Staff at BBC Sport and the sport-centric Radio 5, who are due to move from London to Salford in 2011, are being offered guaranteed home sales, a £5,000 “sweetener” and up to £3,000 to spend on carpets and curtains to encourage them to re-locate to the north-west, where they will also keep their “London weighting” pay allowances.

Sport and Radio 5 are two of five BBC departments based at Television Centre due to make the move in an attempt to spread the corporation’s influence around the country to address, according to the BBC, “concerns that the organisation is not fully representative of the peoples of the UK”. The move involves more than 1,600 staff in total.

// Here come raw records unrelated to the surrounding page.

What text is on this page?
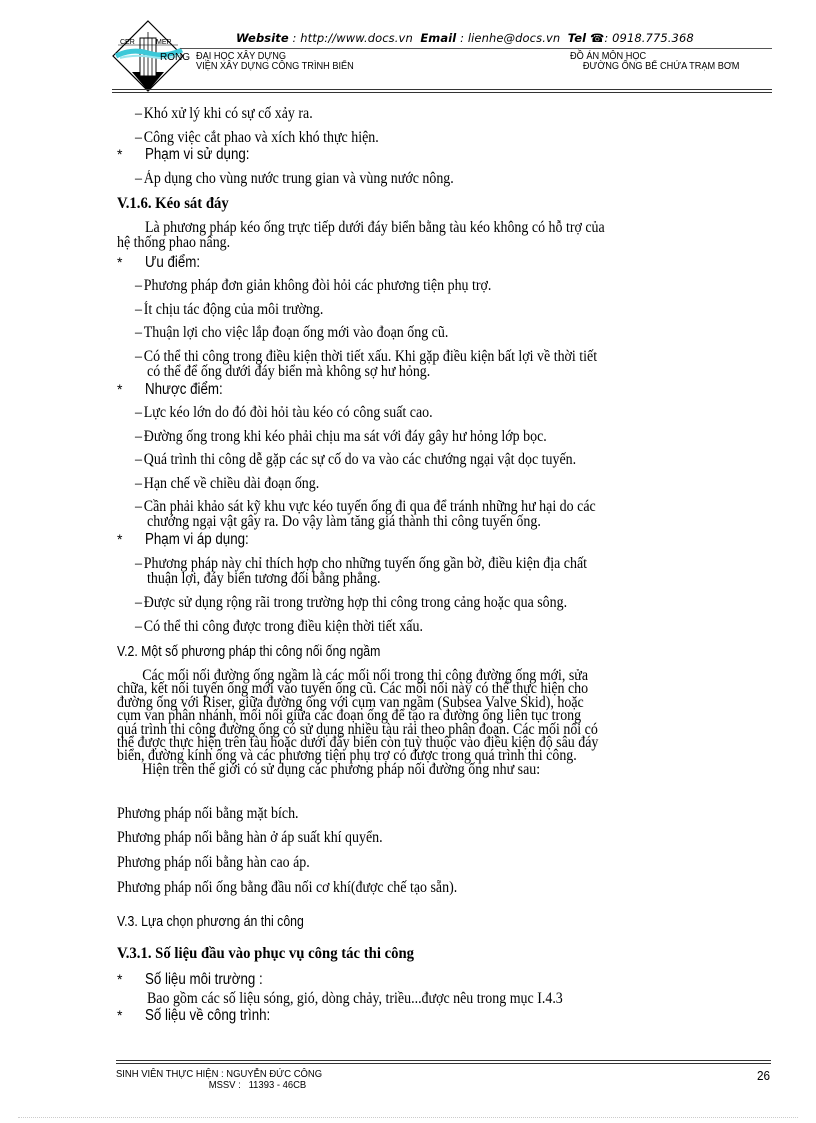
CER	MER	Website : http://www.docs.vn Email : lienhe@docs.vn Tel ☎: 0918.775.368
RONG ĐẠI HỌC XÂY DỰNG
VIỆN XÂY DỰNG CÔNG TRÌNH BIỂN
ĐỒ ÁN MÔN HỌC
ĐƯỜNG ỐNG BỂ CHỨA TRẠM BƠM
– Khó xử lý khi có sự cố xảy ra.
– Công việc cắt phao và xích khó thực hiện.
* Phạm vi sử dụng:
– Áp dụng cho vùng nước trung gian và vùng nước nông.
V.1.6. Kéo sát đáy
Là phương pháp kéo ống trực tiếp dưới đáy biển bằng tàu kéo không có hỗ trợ của
hệ thống phao nâng.
* Ưu điểm:
– Phương pháp đơn giản không đòi hỏi các phương tiện phụ trợ.
– Ít chịu tác động của môi trường.
– Thuận lợi cho việc lắp đoạn ống mới vào đoạn ống cũ.
– Có thể thi công trong điều kiện thời tiết xấu. Khi gặp điều kiện bất lợi về thời tiết
có thể để ống dưới đáy biển mà không sợ hư hỏng.
* Nhược điểm:
– Lực kéo lớn do đó đòi hỏi tàu kéo có công suất cao.
– Đường ống trong khi kéo phải chịu ma sát với đáy gây hư hỏng lớp bọc.
– Quá trình thi công dễ gặp các sự cố do va vào các chướng ngại vật dọc tuyến.
– Hạn chế về chiều dài đoạn ống.
– Cần phải khảo sát kỹ khu vực kéo tuyến ống đi qua để tránh những hư hại do các
chướng ngại vật gây ra. Do vậy làm tăng giá thành thi công tuyến ống.
* Phạm vi áp dụng:
– Phương pháp này chỉ thích hợp cho những tuyến ống gần bờ, điều kiện địa chất
thuận lợi, đáy biển tương đối bằng phẳng.
– Được sử dụng rộng rãi trong trường hợp thi công trong cảng hoặc qua sông.
– Có thể thi công được trong điều kiện thời tiết xấu.
V.2. Một số phương pháp thi công nối ống ngầm
Các mối nối đường ống ngầm là các mối nối trong thi công đường ống mới, sửa
chữa, kết nối tuyến ống mới vào tuyến ống cũ. Các mối nối này có thể thực hiện cho
đường ống với Riser, giữa đường ống với cụm van ngầm (Subsea Valve Skid), hoặc
cụm van phân nhánh, mối nối giữa các đoạn ống để tạo ra đường ống liên tục trong
quá trình thi công đường ống có sử dụng nhiều tàu rải theo phân đoạn. Các mối nối có
thể được thực hiện trên tàu hoặc dưới đáy biển còn tuỳ thuộc vào điều kiện độ sâu đáy
biển, đường kính ống và các phương tiện phụ trợ có được trong quá trình thi công.
Hiện trên thế giới có sử dụng các phương pháp nối đường ống như sau:
Phương pháp nối bằng mặt bích.
Phương pháp nối bằng hàn ở áp suất khí quyển.
Phương pháp nối bằng hàn cao áp.
Phương pháp nối ống bằng đầu nối cơ khí(được chế tạo sẵn).
V.3. Lựa chọn phương án thi công
V.3.1. Số liệu đầu vào phục vụ công tác thi công
* Số liệu môi trường :
Bao gồm các số liệu sóng, gió, dòng chảy, triều...được nêu trong mục I.4.3
* Số liệu về công trình:
SINH VIÊN THỰC HIỆN : NGUYỄN ĐỨC CÔNG
MSSV : 11393 - 46CB
26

The financial incentives for the move have already attracted complaints from lobby groups, while the whole Salford MediaCity complex, of which the BBC is a principle part, is proving very difficult to fill with other occupants, according to the developers this week.

Further complainst about BBC spending are expected: within a year of making the move north, BBC Sport and the rolling-news and phone-in radio channel are expected to deploy large sections of their staff in London in 2012 to work on the London Olympics. One prominent BBC staffer who will not be moving north is Roger Mosey, the former head of sport charged with overseeing the Salford move: his recent transfer to head up the BBC’s Olympic operation will see him continue to be based in London.

All other London-based BBC staff must make a decision whether to move or not by September 30, with most relocating between April and December 2011.

Anyone on continuing contracts or fixed-term contracts with at least two years to run will qualify for the relocation package. Staff who do not qualify for the full relocation package will get a maximum of £8,000 for the move.

The BBC is employing a specialist relocation company, Cartus, for the house purchase scheme, including payment of solicitors’ fees, survey fees and stamp duty.

Cartus would pay eligible staff up to 95 per cent of the market price of their property, based on surveyors’ valuations up front, and up to 100 per cent if the property is resold for the full value. The BBC would incur any loss if the property is resold for less than the guaranteed 95 per cent, and any profit if it sells for more than 100 per cent of the assessed value.

Staff will also be able to reclaim payments for Home Information Packs, search fees, building society charges and mortgage arrangement fees.

The BBC will also pay £350 per trip to travel to Manchester for house hunting or family visits, as well as paying removal costs with a full packing and unpacking service and storage costs for up to three months.

Other benefits include help to get spouses or partners jobs in the area and specialist help with children’s schooling. Staff who qualify and do move will also get another £5,000 “relocation payment” on top for any “additional costs”.

Significantly, when the BBC agreed the deal with the unions, the London housing market was still soaring rapidly, providing the public service broadcaster with the prospect of funding its staff relocation costs from some property speculation. Now, of course, the national housing market is in the midst of a slump, with little prospect of the BBC recouping its costs.

“These payments are a slap in the face to the ordinary taxpayer forced to subsidise such generosity when they are facing the consequences of hard economic times,” Matthew Sinclair, research director at the TaxPayers’ Alliance, told The Guardian.

The BBC is due to take possession of its first Salford building in August this year, but they may be one of few occupiers in the complex for some time, according to Peel Media, the company developing MediaCity on the outskirts of Manchester. As yet, no north-west-based companies, such as Granada, or the Manchester Evening News, have agreed to move in.

“Persuading people to shift their business is going to be a significant challenge,” Paul Newman, head of communications at Peel Media, one of the companies working on the project, said at a conference yesterday.

“Many are changing their strategy on an almost daily basis. Advertising is falling of a cliff. It clearly doesn’t help – but it does focus people’s minds on what they want to do with their business.”